Brewis Slade’s research is ultimately concerned with the complex interactions between human biology and culture, looking at human health in the context of massive transformational processes, such as globalization and climate change. She enjoys working in diverse collaborative teams, a factor that led her to join ASU in 2006.

“ASU is a fantastic place for someone like me who thinks around the edges of problems,” she says. “I’m inspired and invigorated by the transdisciplinary environment at ASU. It’s an energetic, exciting place and I can’t think of anywhere else I’d rather be.”

She believes the partnership with Mayo makes it possible, for the first time, for a university to think of tackling the challenge of obesity on a global scale.

“What makes ASU able to attempt this is the comprehensive nature of our expertise, and the scale and scope of our collective research. We have people with talent and expertise that can be applied to almost any aspect of the complicated problem of obesity, from the built environment, to food choices, to genetics.
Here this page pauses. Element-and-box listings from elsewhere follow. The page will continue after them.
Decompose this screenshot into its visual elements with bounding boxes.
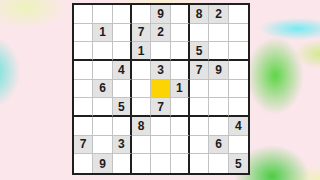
cell-r1c7[interactable]: 8 — [190, 5, 209, 24]
cell-r3c1[interactable] — [74, 42, 93, 61]
cell-r1c3[interactable] — [113, 5, 132, 24]
cell-r6c9[interactable] — [229, 98, 248, 117]
cell-r3c8[interactable] — [209, 42, 228, 61]
cell-r7c3[interactable] — [113, 117, 132, 136]
cell-r3c7[interactable]: 5 — [190, 42, 209, 61]
cell-r5c8[interactable] — [209, 80, 228, 99]
cell-r7c4[interactable]: 8 — [132, 117, 151, 136]
cell-r9c2[interactable]: 9 — [93, 154, 112, 173]
app-background: 98217215437961578473695 — [0, 0, 320, 180]
cell-r2c9[interactable] — [229, 24, 248, 43]
cell-r2c5[interactable]: 2 — [151, 24, 170, 43]
cell-r1c8[interactable]: 2 — [209, 5, 228, 24]
cell-r6c8[interactable] — [209, 98, 228, 117]
cell-r7c7[interactable] — [190, 117, 209, 136]
cell-r6c5[interactable]: 7 — [151, 98, 170, 117]
cell-r4c2[interactable] — [93, 61, 112, 80]
cell-r1c2[interactable] — [93, 5, 112, 24]
cell-r8c9[interactable] — [229, 136, 248, 155]
sudoku-board: 98217215437961578473695 — [72, 3, 250, 175]
cell-r6c3[interactable]: 5 — [113, 98, 132, 117]
cell-r4c5[interactable]: 3 — [151, 61, 170, 80]
cell-r8c5[interactable] — [151, 136, 170, 155]
cell-r5c6[interactable]: 1 — [171, 80, 190, 99]
cell-r1c5[interactable]: 9 — [151, 5, 170, 24]
cell-r6c2[interactable] — [93, 98, 112, 117]
cell-r7c5[interactable] — [151, 117, 170, 136]
cell-r4c4[interactable] — [132, 61, 151, 80]
cell-r9c3[interactable] — [113, 154, 132, 173]
cell-r1c6[interactable] — [171, 5, 190, 24]
cell-r1c9[interactable] — [229, 5, 248, 24]
cell-r9c5[interactable] — [151, 154, 170, 173]
cell-r1c1[interactable] — [74, 5, 93, 24]
cell-r9c4[interactable] — [132, 154, 151, 173]
cell-r6c1[interactable] — [74, 98, 93, 117]
cell-r6c6[interactable] — [171, 98, 190, 117]
cell-r6c4[interactable] — [132, 98, 151, 117]
cell-r8c7[interactable] — [190, 136, 209, 155]
cell-r9c6[interactable] — [171, 154, 190, 173]
cell-r2c4[interactable]: 7 — [132, 24, 151, 43]
cell-r3c9[interactable] — [229, 42, 248, 61]
cell-r2c6[interactable] — [171, 24, 190, 43]
cell-r4c9[interactable] — [229, 61, 248, 80]
cell-r7c6[interactable] — [171, 117, 190, 136]
cell-r3c5[interactable] — [151, 42, 170, 61]
cell-r4c8[interactable]: 9 — [209, 61, 228, 80]
cell-r7c9[interactable]: 4 — [229, 117, 248, 136]
cell-r5c1[interactable] — [74, 80, 93, 99]
cell-r5c5[interactable] — [151, 80, 170, 99]
cell-r3c2[interactable] — [93, 42, 112, 61]
cell-r9c7[interactable] — [190, 154, 209, 173]
cell-r5c4[interactable] — [132, 80, 151, 99]
cell-r2c1[interactable] — [74, 24, 93, 43]
cell-r5c3[interactable] — [113, 80, 132, 99]
cell-r4c7[interactable]: 7 — [190, 61, 209, 80]
cell-r7c2[interactable] — [93, 117, 112, 136]
cell-r3c3[interactable] — [113, 42, 132, 61]
cell-r5c9[interactable] — [229, 80, 248, 99]
cell-r9c9[interactable]: 5 — [229, 154, 248, 173]
cell-r7c8[interactable] — [209, 117, 228, 136]
cell-r6c7[interactable] — [190, 98, 209, 117]
cell-r9c1[interactable] — [74, 154, 93, 173]
cell-r2c7[interactable] — [190, 24, 209, 43]
cell-r8c1[interactable]: 7 — [74, 136, 93, 155]
cell-r8c8[interactable]: 6 — [209, 136, 228, 155]
cell-r8c6[interactable] — [171, 136, 190, 155]
cell-r4c6[interactable] — [171, 61, 190, 80]
cell-r8c4[interactable] — [132, 136, 151, 155]
cell-r5c7[interactable] — [190, 80, 209, 99]
cell-r9c8[interactable] — [209, 154, 228, 173]
cell-r8c3[interactable]: 3 — [113, 136, 132, 155]
cell-r4c3[interactable]: 4 — [113, 61, 132, 80]
cell-r2c2[interactable]: 1 — [93, 24, 112, 43]
cell-r1c4[interactable] — [132, 5, 151, 24]
cell-r4c1[interactable] — [74, 61, 93, 80]
cell-r3c4[interactable]: 1 — [132, 42, 151, 61]
cell-r5c2[interactable]: 6 — [93, 80, 112, 99]
cell-r2c3[interactable] — [113, 24, 132, 43]
cell-r3c6[interactable] — [171, 42, 190, 61]
cell-r7c1[interactable] — [74, 117, 93, 136]
cell-r2c8[interactable] — [209, 24, 228, 43]
cell-r8c2[interactable] — [93, 136, 112, 155]
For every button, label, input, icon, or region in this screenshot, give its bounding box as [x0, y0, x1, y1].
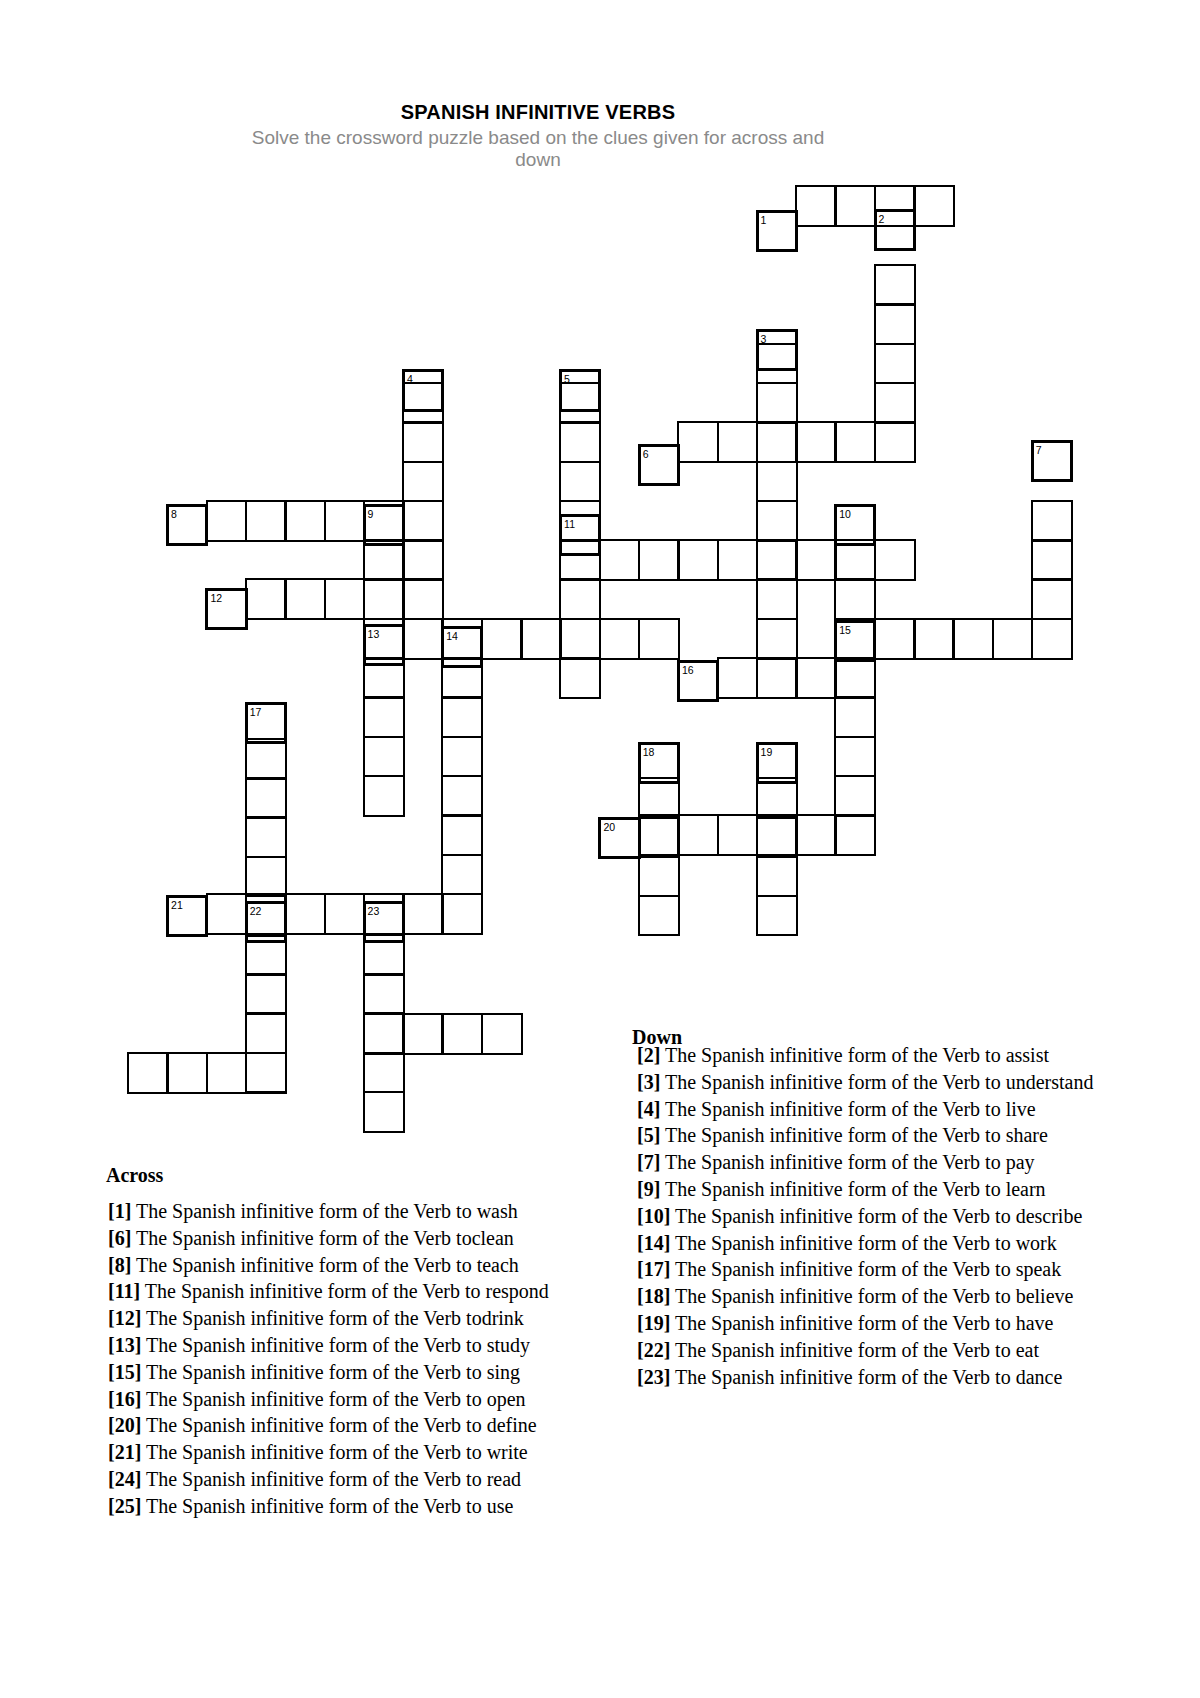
down-clue-23: [23] The Spanish infinitive form of the …	[637, 1365, 1062, 1389]
grid-cell-7-down-1[interactable]	[1031, 539, 1073, 581]
clue-number-label-20: 20	[603, 821, 615, 833]
across-clue-number-24: [24]	[108, 1468, 141, 1490]
grid-cell-6-across-4[interactable]	[834, 421, 876, 463]
grid-cell-13-across-5[interactable]	[599, 618, 641, 660]
clue-number-label-16: 16	[682, 664, 694, 676]
grid-cell-8-across-1[interactable]	[245, 500, 287, 542]
grid-cell-6-across-5[interactable]	[874, 421, 916, 463]
number-cell-14[interactable]: 14	[441, 626, 483, 668]
grid-cell-19-down-3[interactable]	[756, 895, 798, 937]
grid-cell-7-down-2[interactable]	[1031, 578, 1073, 620]
number-cell-21[interactable]: 21	[166, 895, 208, 937]
across-clue-number-8: [8]	[108, 1254, 131, 1276]
down-clue-number-2: [2]	[637, 1044, 660, 1066]
grid-cell-3-down-7[interactable]	[756, 618, 798, 660]
grid-cell-14-down-3[interactable]	[441, 775, 483, 817]
number-cell-18[interactable]: 18	[638, 742, 680, 784]
grid-cell-19-down-2[interactable]	[756, 855, 798, 897]
down-clue-4: [4] The Spanish infinitive form of the V…	[637, 1097, 1036, 1121]
grid-cell-3-down-4[interactable]	[756, 500, 798, 542]
grid-cell-3-down-1[interactable]	[756, 382, 798, 424]
grid-cell-24-across-1[interactable]	[402, 1013, 444, 1055]
across-clue-number-12: [12]	[108, 1307, 141, 1329]
grid-cell-4-down-4[interactable]	[402, 539, 444, 581]
grid-cell-16-across-0[interactable]	[717, 657, 759, 699]
grid-cell-6-across-3[interactable]	[795, 421, 837, 463]
grid-cell-8-across-3[interactable]	[324, 500, 366, 542]
grid-cell-21-across-6[interactable]	[441, 893, 483, 935]
grid-cell-10-down-5[interactable]	[834, 736, 876, 778]
grid-cell-11-across-5[interactable]	[795, 539, 837, 581]
clue-number-label-13: 13	[368, 628, 380, 640]
grid-cell-5-down-7[interactable]	[559, 657, 601, 699]
number-cell-7[interactable]: 7	[1031, 440, 1073, 482]
clue-number-label-19: 19	[761, 746, 773, 758]
number-cell-12[interactable]: 12	[205, 588, 247, 630]
down-clue-9: [9] The Spanish infinitive form of the V…	[637, 1177, 1046, 1201]
grid-cell-12-across-3[interactable]	[363, 578, 405, 620]
grid-cell-14-down-5[interactable]	[441, 854, 483, 896]
grid-cell-18-down-2[interactable]	[638, 855, 680, 897]
clue-number-label-12: 12	[210, 592, 222, 604]
number-cell-1[interactable]: 1	[756, 210, 798, 252]
number-cell-10[interactable]: 10	[834, 504, 876, 546]
grid-cell-11-across-3[interactable]	[717, 539, 759, 581]
across-clue-number-1: [1]	[108, 1200, 131, 1222]
grid-cell-9-down-4[interactable]	[363, 696, 405, 738]
down-clue-number-22: [22]	[637, 1339, 670, 1361]
grid-cell-24-across-0[interactable]	[363, 1013, 405, 1055]
down-clue-5: [5] The Spanish infinitive form of the V…	[637, 1123, 1048, 1147]
number-cell-3[interactable]: 3	[756, 329, 798, 371]
across-clue-number-6: [6]	[108, 1227, 131, 1249]
number-cell-5[interactable]: 5	[559, 369, 601, 411]
grid-cell-20-across-2[interactable]	[717, 814, 759, 856]
clue-number-label-7: 7	[1036, 444, 1042, 456]
down-clue-number-3: [3]	[637, 1071, 660, 1093]
grid-cell-8-across-0[interactable]	[206, 500, 248, 542]
grid-cell-11-across-0[interactable]	[599, 539, 641, 581]
grid-cell-20-across-3[interactable]	[756, 814, 798, 856]
grid-cell-23-down-3[interactable]	[363, 1052, 405, 1094]
number-cell-22[interactable]: 22	[245, 901, 287, 943]
grid-cell-16-across-3[interactable]	[834, 657, 876, 699]
clue-number-label-6: 6	[643, 448, 649, 460]
number-cell-6[interactable]: 6	[638, 444, 680, 486]
grid-cell-10-down-6[interactable]	[834, 775, 876, 817]
grid-cell-1-across-0[interactable]	[795, 185, 837, 227]
clue-number-label-15: 15	[839, 624, 851, 636]
grid-cell-8-across-2[interactable]	[284, 500, 326, 542]
number-cell-11[interactable]: 11	[559, 514, 601, 556]
grid-cell-25-across-0[interactable]	[127, 1052, 169, 1094]
grid-cell-5-down-2[interactable]	[559, 461, 601, 503]
number-cell-16[interactable]: 16	[677, 660, 719, 702]
grid-cell-12-across-1[interactable]	[284, 578, 326, 620]
grid-cell-2-down-2[interactable]	[874, 343, 916, 385]
grid-cell-2-down-3[interactable]	[874, 382, 916, 424]
number-cell-9[interactable]: 9	[363, 504, 405, 546]
across-clue-20: [20] The Spanish infinitive form of the …	[108, 1413, 537, 1437]
grid-cell-21-across-5[interactable]	[402, 893, 444, 935]
across-clue-16: [16] The Spanish infinitive form of the …	[108, 1387, 526, 1411]
grid-cell-15-across-3[interactable]	[992, 618, 1034, 660]
across-clue-1: [1] The Spanish infinitive form of the V…	[108, 1199, 518, 1223]
grid-cell-24-across-2[interactable]	[441, 1013, 483, 1055]
grid-cell-24-across-3[interactable]	[481, 1013, 523, 1055]
down-clues-section: Down [2] The Spanish infinitive form of …	[632, 1026, 1112, 1396]
across-clue-15: [15] The Spanish infinitive form of the …	[108, 1360, 520, 1384]
down-clue-7: [7] The Spanish infinitive form of the V…	[637, 1150, 1035, 1174]
across-clues-section: Across [1] The Spanish infinitive form o…	[106, 1164, 586, 1534]
clue-number-label-8: 8	[171, 508, 177, 520]
number-cell-13[interactable]: 13	[363, 624, 405, 666]
grid-cell-6-across-2[interactable]	[756, 421, 798, 463]
down-clue-number-17: [17]	[637, 1258, 670, 1280]
down-clue-number-14: [14]	[637, 1232, 670, 1254]
down-clue-14: [14] The Spanish infinitive form of the …	[637, 1231, 1057, 1255]
across-clue-number-16: [16]	[108, 1388, 141, 1410]
across-clue-number-15: [15]	[108, 1361, 141, 1383]
grid-cell-4-down-5[interactable]	[402, 578, 444, 620]
grid-cell-25-across-2[interactable]	[206, 1052, 248, 1094]
down-clue-19: [19] The Spanish infinitive form of the …	[637, 1311, 1053, 1335]
across-heading: Across	[106, 1164, 586, 1187]
across-clue-11: [11] The Spanish infinitive form of the …	[108, 1279, 549, 1303]
clue-number-label-2: 2	[879, 213, 885, 225]
number-cell-15[interactable]: 15	[834, 620, 876, 662]
grid-cell-22-down-2[interactable]	[245, 1012, 287, 1054]
down-clue-number-23: [23]	[637, 1366, 670, 1388]
clue-number-label-1: 1	[761, 214, 767, 226]
clue-number-label-21: 21	[171, 899, 183, 911]
clue-number-label-14: 14	[446, 630, 458, 642]
down-clue-number-4: [4]	[637, 1098, 660, 1120]
grid-cell-12-across-2[interactable]	[324, 578, 366, 620]
down-clue-number-5: [5]	[637, 1124, 660, 1146]
grid-cell-25-across-1[interactable]	[166, 1052, 208, 1094]
clue-number-label-11: 11	[564, 518, 575, 530]
across-clue-21: [21] The Spanish infinitive form of the …	[108, 1440, 528, 1464]
down-clue-17: [17] The Spanish infinitive form of the …	[637, 1257, 1061, 1281]
grid-cell-23-down-4[interactable]	[363, 1091, 405, 1133]
grid-cell-6-across-1[interactable]	[717, 421, 759, 463]
grid-cell-17-down-1[interactable]	[245, 777, 287, 819]
grid-cell-18-down-3[interactable]	[638, 895, 680, 937]
down-clue-18: [18] The Spanish infinitive form of the …	[637, 1284, 1073, 1308]
grid-cell-8-across-5[interactable]	[402, 500, 444, 542]
clue-number-label-22: 22	[250, 905, 262, 917]
clue-number-label-10: 10	[839, 508, 851, 520]
across-clue-6: [6] The Spanish infinitive form of the V…	[108, 1226, 514, 1250]
number-cell-4[interactable]: 4	[402, 369, 444, 411]
grid-cell-6-across-0[interactable]	[677, 421, 719, 463]
number-cell-20[interactable]: 20	[598, 817, 640, 859]
grid-cell-21-across-0[interactable]	[206, 893, 248, 935]
grid-cell-10-down-4[interactable]	[834, 696, 876, 738]
across-clue-24: [24] The Spanish infinitive form of the …	[108, 1467, 521, 1491]
down-clue-number-7: [7]	[637, 1151, 660, 1173]
grid-cell-15-across-0[interactable]	[874, 618, 916, 660]
across-clue-number-11: [11]	[108, 1280, 140, 1302]
grid-cell-12-across-0[interactable]	[245, 578, 287, 620]
grid-cell-7-down-0[interactable]	[1031, 500, 1073, 542]
grid-cell-21-across-3[interactable]	[324, 893, 366, 935]
number-cell-2[interactable]: 2	[874, 209, 916, 251]
clue-number-label-3: 3	[761, 333, 767, 345]
grid-cell-13-across-4[interactable]	[559, 618, 601, 660]
grid-cell-16-across-1[interactable]	[756, 657, 798, 699]
grid-cell-23-down-1[interactable]	[363, 973, 405, 1015]
grid-cell-2-down-0[interactable]	[874, 264, 916, 306]
grid-cell-14-down-4[interactable]	[441, 814, 483, 856]
clue-number-label-23: 23	[368, 905, 380, 917]
grid-cell-14-down-1[interactable]	[441, 696, 483, 738]
grid-cell-10-down-1[interactable]	[834, 578, 876, 620]
grid-cell-20-across-4[interactable]	[795, 814, 837, 856]
clue-number-label-17: 17	[250, 706, 262, 718]
grid-cell-4-down-2[interactable]	[402, 461, 444, 503]
down-clue-number-19: [19]	[637, 1312, 670, 1334]
grid-cell-20-across-1[interactable]	[677, 814, 719, 856]
grid-cell-1-across-3[interactable]	[913, 185, 955, 227]
number-cell-23[interactable]: 23	[363, 901, 405, 943]
down-clue-number-9: [9]	[637, 1178, 660, 1200]
grid-cell-14-down-2[interactable]	[441, 736, 483, 778]
across-clue-number-20: [20]	[108, 1414, 141, 1436]
clue-number-label-18: 18	[643, 746, 655, 758]
across-clue-number-21: [21]	[108, 1441, 141, 1463]
across-clue-number-13: [13]	[108, 1334, 141, 1356]
grid-cell-20-across-5[interactable]	[834, 814, 876, 856]
clue-number-label-5: 5	[564, 373, 570, 385]
grid-cell-17-down-0[interactable]	[245, 738, 287, 780]
grid-cell-5-down-1[interactable]	[559, 421, 601, 463]
down-clue-10: [10] The Spanish infinitive form of the …	[637, 1204, 1082, 1228]
across-clue-8: [8] The Spanish infinitive form of the V…	[108, 1253, 519, 1277]
grid-cell-15-across-2[interactable]	[952, 618, 994, 660]
grid-cell-15-across-1[interactable]	[913, 618, 955, 660]
grid-cell-3-down-3[interactable]	[756, 461, 798, 503]
grid-cell-9-down-6[interactable]	[363, 775, 405, 817]
number-cell-17[interactable]: 17	[245, 702, 287, 744]
clue-number-label-4: 4	[407, 373, 413, 385]
number-cell-8[interactable]: 8	[166, 504, 208, 546]
down-clue-3: [3] The Spanish infinitive form of the V…	[637, 1070, 1093, 1094]
grid-cell-11-across-2[interactable]	[677, 539, 719, 581]
across-clue-25: [25] The Spanish infinitive form of the …	[108, 1494, 513, 1518]
down-clue-number-10: [10]	[637, 1205, 670, 1227]
grid-cell-25-across-3[interactable]	[245, 1052, 287, 1094]
grid-cell-2-down-1[interactable]	[874, 303, 916, 345]
grid-cell-13-across-2[interactable]	[481, 618, 523, 660]
grid-cell-15-across-4[interactable]	[1031, 618, 1073, 660]
grid-cell-20-across-0[interactable]	[638, 814, 680, 856]
grid-cell-16-across-2[interactable]	[795, 657, 837, 699]
number-cell-19[interactable]: 19	[756, 742, 798, 784]
across-clue-12: [12] The Spanish infinitive form of the …	[108, 1306, 524, 1330]
grid-cell-11-across-4[interactable]	[756, 539, 798, 581]
grid-cell-17-down-3[interactable]	[245, 856, 287, 898]
down-clue-22: [22] The Spanish infinitive form of the …	[637, 1338, 1039, 1362]
grid-cell-17-down-2[interactable]	[245, 816, 287, 858]
down-clue-2: [2] The Spanish infinitive form of the V…	[637, 1043, 1049, 1067]
grid-cell-13-across-3[interactable]	[520, 618, 562, 660]
grid-cell-3-down-6[interactable]	[756, 578, 798, 620]
grid-cell-21-across-2[interactable]	[284, 893, 326, 935]
grid-cell-11-across-7[interactable]	[874, 539, 916, 581]
grid-cell-13-across-6[interactable]	[638, 618, 680, 660]
grid-cell-1-across-1[interactable]	[834, 185, 876, 227]
grid-cell-5-down-5[interactable]	[559, 578, 601, 620]
clue-number-label-9: 9	[368, 508, 374, 520]
grid-cell-13-across-0[interactable]	[402, 618, 444, 660]
grid-cell-22-down-1[interactable]	[245, 973, 287, 1015]
across-clue-number-25: [25]	[108, 1495, 141, 1517]
across-clue-13: [13] The Spanish infinitive form of the …	[108, 1333, 530, 1357]
grid-cell-4-down-1[interactable]	[402, 421, 444, 463]
down-clue-number-18: [18]	[637, 1285, 670, 1307]
grid-cell-9-down-5[interactable]	[363, 736, 405, 778]
grid-cell-11-across-1[interactable]	[638, 539, 680, 581]
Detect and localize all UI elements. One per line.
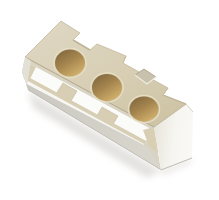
wire-hole-1 (55, 50, 85, 77)
terminal-block-illustration (0, 0, 219, 200)
product-photo (0, 0, 219, 200)
wire-hole-2 (92, 74, 122, 101)
wire-hole-3 (130, 97, 159, 122)
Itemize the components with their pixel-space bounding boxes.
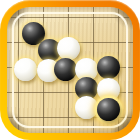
go-board [7,7,133,133]
white-stone [14,58,37,81]
screenshot [0,0,140,140]
go-app-icon[interactable] [0,0,140,140]
black-stone [54,58,77,81]
white-stone [57,37,80,60]
stones-layer [7,7,133,133]
black-stone [97,56,120,79]
white-stone [75,96,98,119]
black-stone [97,98,120,121]
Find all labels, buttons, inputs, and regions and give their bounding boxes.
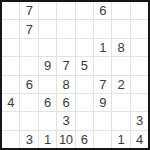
cell-r8c8: 4 <box>131 131 148 148</box>
cell-r7c4: 3 <box>57 112 74 129</box>
cell-r8c7: 1 <box>112 131 129 148</box>
cell-r8c5: 6 <box>76 131 93 148</box>
cell-r2c2: 7 <box>20 20 37 37</box>
cell-r5c8[interactable] <box>131 76 148 93</box>
cell-r5c6: 7 <box>94 76 111 93</box>
cell-r5c2: 6 <box>20 76 37 93</box>
cell-r7c7[interactable] <box>112 112 129 129</box>
cell-r7c8: 3 <box>131 112 148 129</box>
cell-r6c3: 6 <box>39 94 56 111</box>
cell-r1c4[interactable] <box>57 2 74 19</box>
cell-r6c5[interactable] <box>76 94 93 111</box>
cell-r1c8[interactable] <box>131 2 148 19</box>
cell-r3c3[interactable] <box>39 39 56 56</box>
cell-r1c5[interactable] <box>76 2 93 19</box>
cell-r1c3[interactable] <box>39 2 56 19</box>
cell-r3c4[interactable] <box>57 39 74 56</box>
cell-r3c7: 8 <box>112 39 129 56</box>
cell-r5c3[interactable] <box>39 76 56 93</box>
cell-r5c7: 2 <box>112 76 129 93</box>
cell-r4c4: 7 <box>57 57 74 74</box>
cell-r6c7[interactable] <box>112 94 129 111</box>
cell-r4c3: 9 <box>39 57 56 74</box>
cell-r4c5: 5 <box>76 57 93 74</box>
cell-r6c8[interactable] <box>131 94 148 111</box>
cell-r8c6[interactable] <box>94 131 111 148</box>
cell-r5c5[interactable] <box>76 76 93 93</box>
cell-r3c2[interactable] <box>20 39 37 56</box>
cell-r4c8[interactable] <box>131 57 148 74</box>
cell-r6c4: 6 <box>57 94 74 111</box>
cell-r3c8[interactable] <box>131 39 148 56</box>
cell-r5c1[interactable] <box>2 76 19 93</box>
cell-r2c3[interactable] <box>39 20 56 37</box>
cell-r2c7[interactable] <box>112 20 129 37</box>
cell-r2c8[interactable] <box>131 20 148 37</box>
cell-r8c4: 10 <box>57 131 74 148</box>
cell-r7c6[interactable] <box>94 112 111 129</box>
cell-r7c1[interactable] <box>2 112 19 129</box>
cell-r2c4[interactable] <box>57 20 74 37</box>
cell-r8c1[interactable] <box>2 131 19 148</box>
cell-r2c5[interactable] <box>76 20 93 37</box>
cell-r6c1: 4 <box>2 94 19 111</box>
cell-r1c6: 6 <box>94 2 111 19</box>
cell-r2c6[interactable] <box>94 20 111 37</box>
puzzle-board: 7671897568724669333110614 <box>0 0 150 150</box>
cell-r3c5[interactable] <box>76 39 93 56</box>
cell-r1c7[interactable] <box>112 2 129 19</box>
cell-r5c4: 8 <box>57 76 74 93</box>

ASU’s coverage is unmatched in the volume of different ways we can devise to tackle the problem.

“Partnering with Mayo gives us additional access to talent in the medical understanding and treatment of obesity. This provides us with a truly massive shared toolkit to address the complicated challenge of obesity.”

The School of Human Evolution and Social Change is an academic unit in ASU's College of Liberal Arts and Sciences.